Incerteza de planejamento devido à indecisão em torno da saída do Reino Unido da União Europeia desagrada ao setor econômico. Como resultado, investimentos recuam, prejudicando tanto economia europeia quanto britânica. Até o momento não se sabe se em breve haverá um novo acordo sobre o Brexit.

"Embora o comportamento do Reino Unido seja extremamente irritante, do lado europeu cabe agora cerrar os dentes e não perder a paciência", comentou o presidente da Confederação do Comércio Exterior da Alemanha (BGA), Holger Bingmann, ao jornal alemão Rheinische Post, hoje.

Enquanto as voltas do carrossel do Brexit pouco a pouco deixam um ou outro tonto, a BGA pede paciência. Afinal, um Brexit caótico sem acordo seria a pior de todas as opções possíveis, segundo Bingmann. No momento, a saída do Reino Unido da União Europeia (UE) está programada para 31 de outubro. Mas, para tal, a Câmara dos Comuns em Londres teria que dar sua anuência ao acordo renegociado com a UE.

No último sábado, contudo, o Parlamento britânico surpreendentemente não votou o acordo sobre o Brexit: os deputados aprovaram uma moção para adiar a votação.
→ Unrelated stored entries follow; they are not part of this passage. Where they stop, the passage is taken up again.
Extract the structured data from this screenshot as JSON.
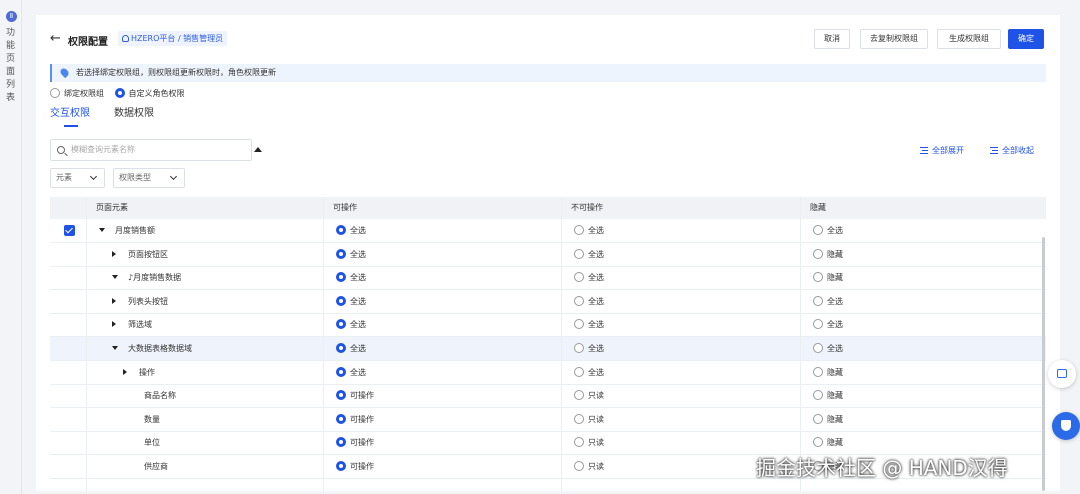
{
  "sidebar": {
    "label": "功能页面列表"
  },
  "header": {
    "back_icon": "arrow-left-icon",
    "title": "权限配置",
    "breadcrumb": "HZERO平台 / 销售管理员",
    "buttons": {
      "cancel": "取消",
      "copy": "去复制权限组",
      "generate": "生成权限组",
      "confirm": "确定"
    }
  },
  "notice": "若选择绑定权限组，则权限组更新权限时，角色权限更新",
  "mode": {
    "options": [
      "绑定权限组",
      "自定义角色权限"
    ],
    "selected": "自定义角色权限"
  },
  "tabs": [
    {
      "label": "交互权限",
      "active": true
    },
    {
      "label": "数据权限",
      "active": false
    }
  ],
  "search": {
    "placeholder": "模糊查询元素名称"
  },
  "actions": {
    "expand_all": "全部展开",
    "collapse_all": "全部收起"
  },
  "filters": {
    "element": "元素",
    "perm_type": "权限类型"
  },
  "table": {
    "headers": [
      "页面元素",
      "可操作",
      "不可操作",
      "隐藏"
    ],
    "rows": [
      {
        "name": "月度销售额",
        "level": 0,
        "toggle": "down",
        "checked": true,
        "op": "全选",
        "noop": "全选",
        "hide": "全选",
        "sel": "op",
        "highlight": false,
        "icon": ""
      },
      {
        "name": "页面按钮区",
        "level": 1,
        "toggle": "right",
        "checked": false,
        "op": "全选",
        "noop": "全选",
        "hide": "隐藏",
        "sel": "op",
        "highlight": false,
        "icon": ""
      },
      {
        "name": "月度销售数据",
        "level": 1,
        "toggle": "down",
        "checked": false,
        "op": "全选",
        "noop": "全选",
        "hide": "隐藏",
        "sel": "op",
        "highlight": false,
        "icon": "music-note-icon"
      },
      {
        "name": "列表头按钮",
        "level": 2,
        "toggle": "right",
        "checked": false,
        "op": "全选",
        "noop": "全选",
        "hide": "全选",
        "sel": "op",
        "highlight": false,
        "icon": ""
      },
      {
        "name": "筛选域",
        "level": 2,
        "toggle": "right",
        "checked": false,
        "op": "全选",
        "noop": "全选",
        "hide": "全选",
        "sel": "op",
        "highlight": false,
        "icon": ""
      },
      {
        "name": "大数据表格数据域",
        "level": 2,
        "toggle": "down",
        "checked": false,
        "op": "全选",
        "noop": "全选",
        "hide": "全选",
        "sel": "op",
        "highlight": true,
        "icon": ""
      },
      {
        "name": "操作",
        "level": 3,
        "toggle": "right",
        "checked": false,
        "op": "全选",
        "noop": "全选",
        "hide": "隐藏",
        "sel": "op",
        "highlight": false,
        "icon": ""
      },
      {
        "name": "商品名称",
        "level": 4,
        "toggle": "",
        "checked": false,
        "op": "可操作",
        "noop": "只读",
        "hide": "隐藏",
        "sel": "op",
        "highlight": false,
        "icon": ""
      },
      {
        "name": "数量",
        "level": 4,
        "toggle": "",
        "checked": false,
        "op": "可操作",
        "noop": "只读",
        "hide": "隐藏",
        "sel": "op",
        "highlight": false,
        "icon": ""
      },
      {
        "name": "单位",
        "level": 4,
        "toggle": "",
        "checked": false,
        "op": "可操作",
        "noop": "只读",
        "hide": "隐藏",
        "sel": "op",
        "highlight": false,
        "icon": ""
      },
      {
        "name": "供应商",
        "level": 4,
        "toggle": "",
        "checked": false,
        "op": "可操作",
        "noop": "只读",
        "hide": "隐藏",
        "sel": "op",
        "highlight": false,
        "icon": ""
      }
    ]
  },
  "watermark": "掘金技术社区 @ HAND汉得"
}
Assim, um Brexit desordenado no final de outubro, com todas suas turbulências econômicas, se torna um pouco menos provável.

Além disso, o presidente do Conselho Europeu, Donald Tusk, confirmou o recebimento do pedido britânico de adiar o prazo do Brexit para depois de 31 de outubro. Agora ele discutirá com os líderes da UE como reagir. Segundo um representante europeu, o pedido de adiamento não foi assinado pelo primeiro-ministro britânico, Boris Johnson.

Após uma longa disputa com a UE, Johnson havia concordado alguns dias atrás com um acordo de saída modificado, o qual foi imediatamente aprovado pelos líderes do bloco europeu.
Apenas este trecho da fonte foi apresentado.